Cees Bruggemans: SA job trends worrisome
by Cees Bruggemans
On a year-ago basis, formal SA employment at registered businesses and other organisations DROPPED by 20 000. In the case of the public sector there was still a gain of 59 000, but private formal jobs declined by 79 000, a 1% rate of decline.
This is worrisome as the public sector has by now run out of fiscal runway. Years immediately ahead will likely see less generous hiring. The private sector rate of decline reflects a very slow growth environment and a focus on cost control, especially the wage bill, typical of constrained circumstance.
Average monthly salary gains by the deployed formal labour force, after including bonuses and overtime, still increased by 6.9% in late 2014.

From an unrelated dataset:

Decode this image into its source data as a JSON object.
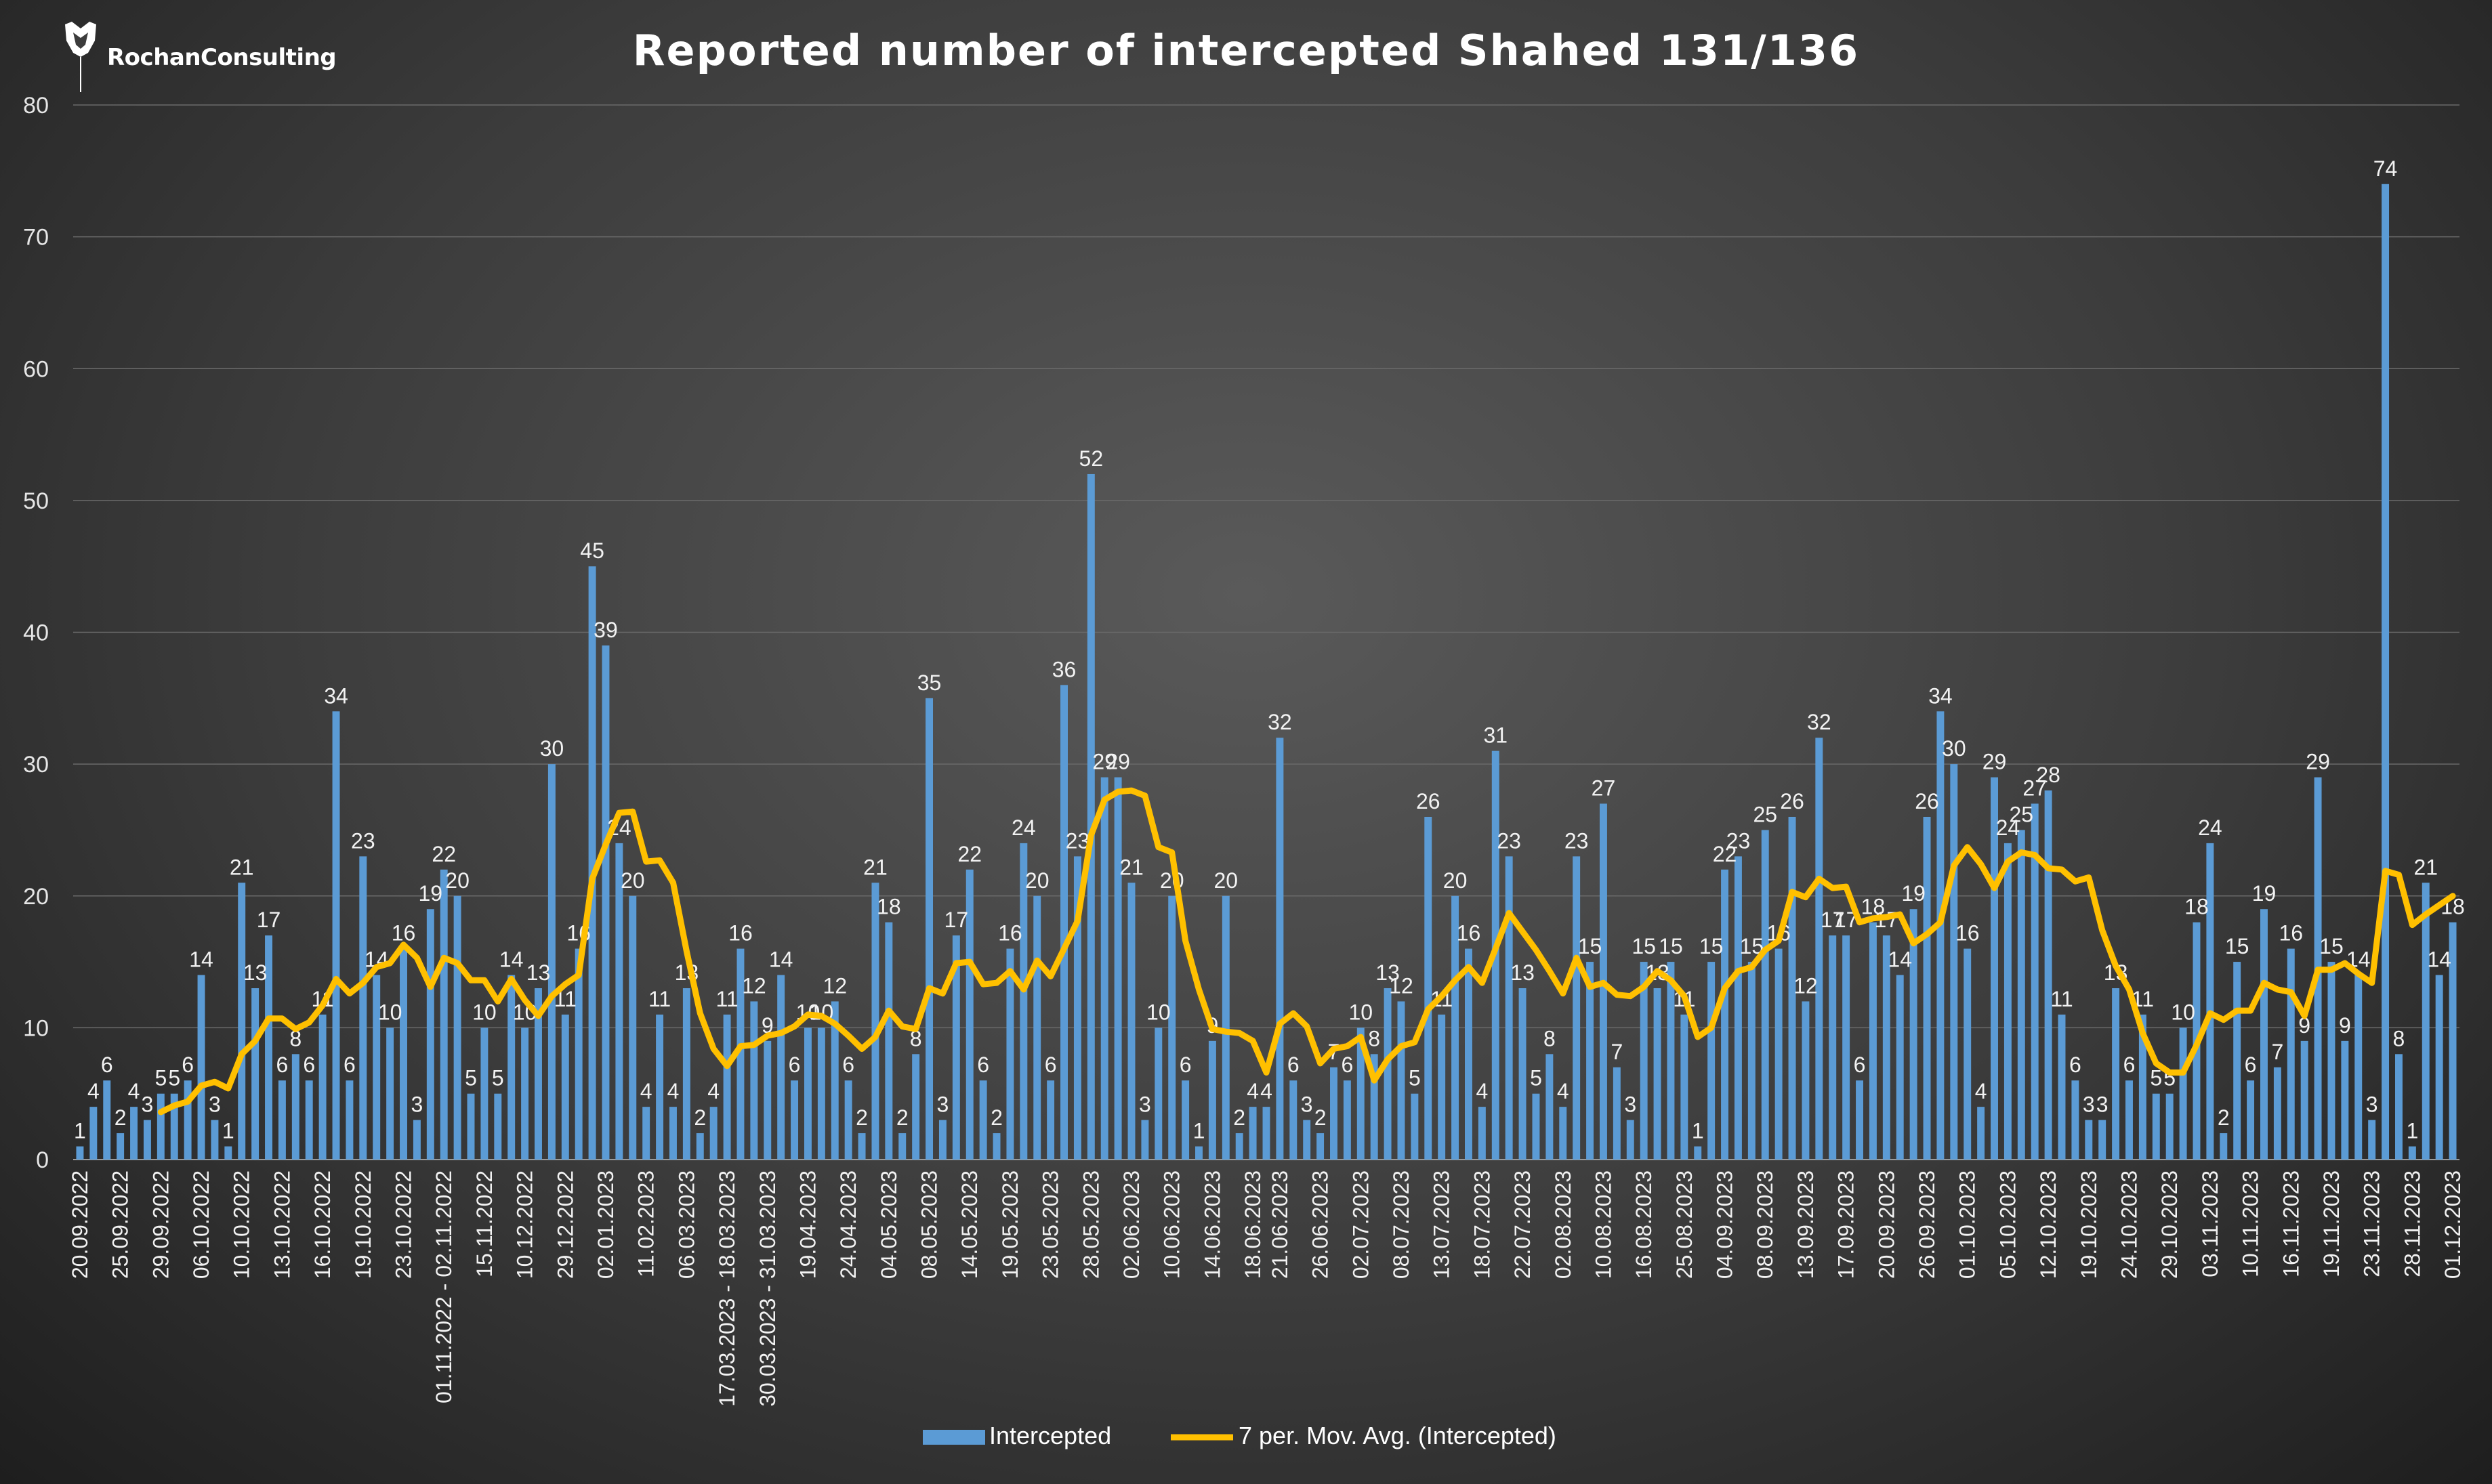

But when you deduct the overall job loss of 0.2%, you are left with 6.7%. When considering core CPI inflation is 5.8% (on which overall CPI inflation is likely to converge later this year as the oil windfall is left behind), that leaves real income gains of less than 1%, thin gruel indeed to drive the consumption economy.
It suggests high wage demands by unions don't necessarily change the overall wage bill picture much, as businesses will make adjustments in labour force numbers. The inflationary impact of any high wage demands for similar reasons may fail to connect particularly strongly, except perhaps industry specific in some instances.
Both job data and real income data reflect a very slow economy of barely 1.5% growth momentum. That won't change quickly on current trends.